Em relação às dificuldades de acesso ao crédito e falta de mercados, o membro do conselho de administração da UNAC, Rita Rizuane, disse que os bancos não dão crédito aos camponeses porque alegam que “a agricultura é uma actividade de risco”.
Ela queixou-se, igualmente, da falta de mercados para a comercialização dos produtos. Por isso, Rita pede ao Governo “insumos agrícolas e alocação de extencionistas”. Ela relatou igualmente o sofrimentos dos camponeses de Tete e Manica por causa da poluição do ar e da água, o que leva a que não se beba o precioso líquido por estar poluído, e nem se pode deixar alimentos ao ar livre.
Refira-se que a III conferência da UNCA visa aprofundar o debate público e democrático sobre os principais desafios estruturais do desempenho do sector agrário, bem como a urgência de uma reforma agrária baseada na facilitação e dinamização dos meios de produção e produtividade no país e de travar-se, com urgência, o fenómeno de usurpação da terra.
Não às sementes híbridas
De há tempos a esta parte, as autoridades das agricultura têm estado a promover o uso das chamadas semente híbridas. Contudo, os camponeses apelam ao Governo para que crie uma legislação que proteja as sementes locais.
“O Governo deve criar uma legislação e políticas que visem incentivar que os camponeses continuem a produzir, conservar e fazer a selecção de sementes locais”, defendeu Agostinho Bento, da UNAC, para quem as sementes locais “são melhores em qualidade. São adaptáveis para algumas condições que não são aquelas em que o camponês moçambicano trabalha, as sementes híbridas são adaptáveis às regiões agro-ecológicas e precisam de muita água e produtos tóxicos”, o quais o agricultor não está capacitado para adquirir nem moto bombas para implementar uma agricultura de irrigação.
“A entrada no país de organismos geneticamente modificados que vão dar origem a sementes geneticamente modificadas constitui um perigo, não só para os camponeses, mas também para a saúde das pessoas, no geral e para a biodiversidade, porque elas são produzidas com o objectivo de combater os insectos”, explicou Agostinho Bento, acrescentando que volvido algum tempo os bichos apercebem de que tais sementes contêm veneno e criar resistência.
“Estamos a desequilibrar a natureza” com os remédios e os entendidos na matéria defendem que tais sementes podem, a longo prazo, constituir um problema de saúde. “Não posso avançar com precisão mas há indicção de que venham provocar irritação ao no corpo e até cancros.”

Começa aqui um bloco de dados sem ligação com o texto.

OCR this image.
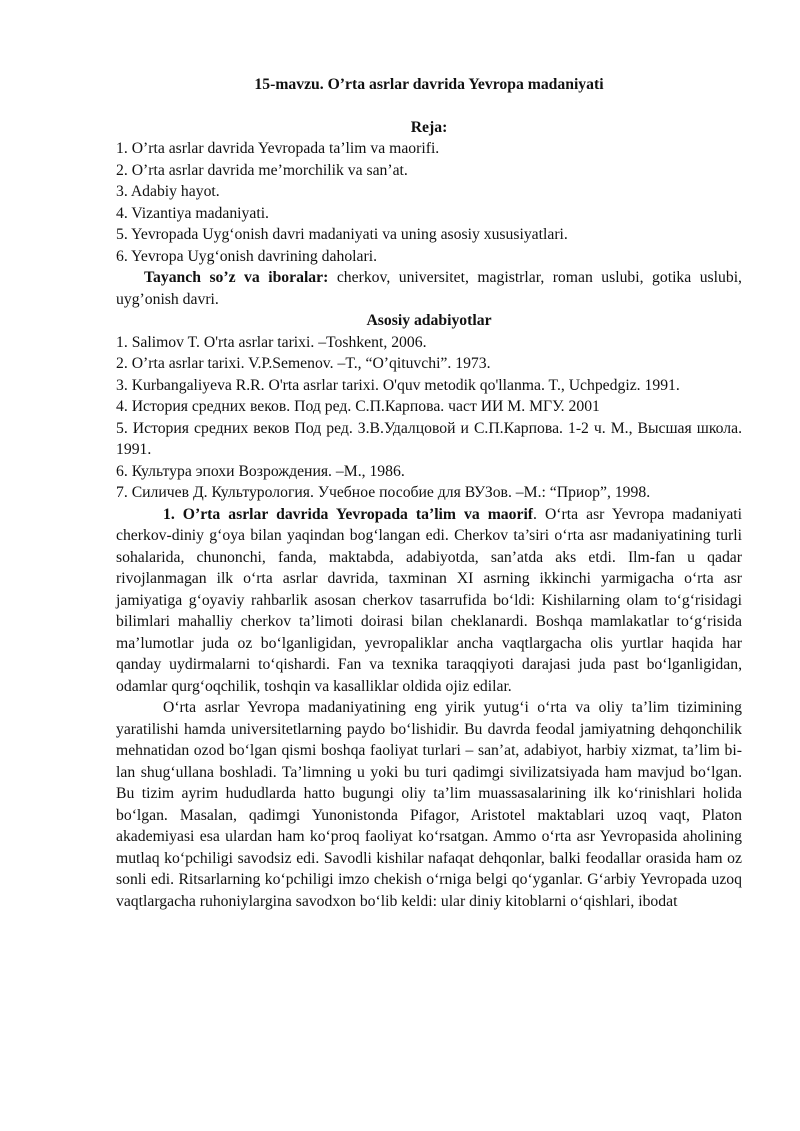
15-mavzu. O’rta asrlar davrida Yevropa madaniyati
Reja:
1. O’rta asrlar davrida Yevropada ta’lim va maorifi.
2. O’rta asrlar davrida me’morchilik va san’at.
3. Adabiy hayot.
4. Vizantiya madaniyati.
5. Yevropada Uygʻonish davri madaniyati va uning asosiy xususiyatlari.
6. Yevropa Uygʻonish davrining daholari.
Tayanch so’z va iboralar: cherkov, universitet, magistrlar, roman uslubi, gotika uslubi, uyg’onish davri.
Asosiy adabiyotlar
1. Salimov T. O'rta asrlar tarixi. –Toshkent, 2006.
2. O’rta asrlar tarixi. V.P.Semenov. –T., “O’qituvchi”. 1973.
3. Kurbangaliyeva R.R. O'rta asrlar tarixi. O'quv metodik qo'llanma. T., Uchpedgiz. 1991.
4. История средних веков. Под ред. С.П.Карпова. част ИИ М. МГУ. 2001
5. История средних веков Под ред. З.В.Удалцовой и С.П.Карпова. 1-2 ч. М., Высшая школа. 1991.
6. Культура эпохи Возрождения. –М., 1986.
7. Силичев Д. Культурология. Учебное пособие для ВУЗов. –М.: “Приор”, 1998.
1. O’rta asrlar davrida Yevropada ta’lim va maorif. Oʻrta asr Yevropa madaniyati cherkov-diniy gʻoya bilan yaqindan bogʻlangan edi. Cherkov ta’siri oʻrta asr madaniyatining turli sohalarida, chunonchi, fanda, maktabda, adabiyotda, san’atda aks etdi. Ilm-fan u qadar rivojlanmagan ilk oʻrta asrlar davrida, taxminan XI asrning ikkinchi yarmigacha oʻrta asr jamiyatiga gʻoyaviy rahbarlik asosan cherkov tasarrufida boʻldi: Kishilarning olam toʻgʻrisidagi bilimlari mahalliy cherkov ta’limoti doirasi bilan cheklanardi. Boshqa mamlakatlar toʻgʻrisida ma’lumotlar juda oz boʻlganligidan, yevropaliklar ancha vaqtlargacha olis yurtlar haqida har qanday uydirmalarni toʻqishardi. Fan va texnika taraqqiyoti darajasi juda past boʻlganligidan, odamlar qurgʻoqchilik, toshqin va kasalliklar oldida ojiz edilar.
Oʻrta asrlar Yevropa madaniyatining eng yirik yutugʻi oʻrta va oliy ta’lim tizimining yaratilishi hamda universitetlarning paydo boʻlishidir. Bu davrda feodal jamiyatning dehqonchilik mehnatidan ozod boʻlgan qismi boshqa faoliyat turlari – san’at, adabiyot, harbiy xizmat, ta’lim bi-lan shugʻullana boshladi. Ta’limning u yoki bu turi qadimgi sivilizatsiyada ham mavjud boʻlgan. Bu tizim ayrim hududlarda hatto bugungi oliy ta’lim muassasalarining ilk koʻrinishlari holida boʻlgan. Masalan, qadimgi Yunonistonda Pifagor, Aristotel maktablari uzoq vaqt, Platon akademiyasi esa ulardan ham koʻproq faoliyat koʻrsatgan. Ammo oʻrta asr Yevropasida aholining mutlaq koʻpchiligi savodsiz edi. Savodli kishilar nafaqat dehqonlar, balki feodallar orasida ham oz sonli edi. Ritsarlarning koʻpchiligi imzo chekish oʻrniga belgi qoʻyganlar. Gʻarbiy Yevropada uzoq vaqtlargacha ruhoniylargina savodxon boʻlib keldi: ular diniy kitoblarni oʻqishlari, ibodat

Para Bento, ao introduzir sementes modificadas, o Governo moçambicano está, de forma grave, a violar os direitos seculares dos camponeses pois estes sempre reproduziram as espécies que os seus avós usaram conservando a sua qualidade”.
MCT diz “sim” às sementes híbridas
Carlos Santana, do Ministério da Ciência e Tecnologia (MCT), explicou que há conjunto de acções com vista a melhor implementação das sementes em alusão. As mudanças climáticas obrigam para que sejam adoptadas quer sementes melhoradas, quer sementes geneticamente modificadas, apesar dos seus inconvenientes.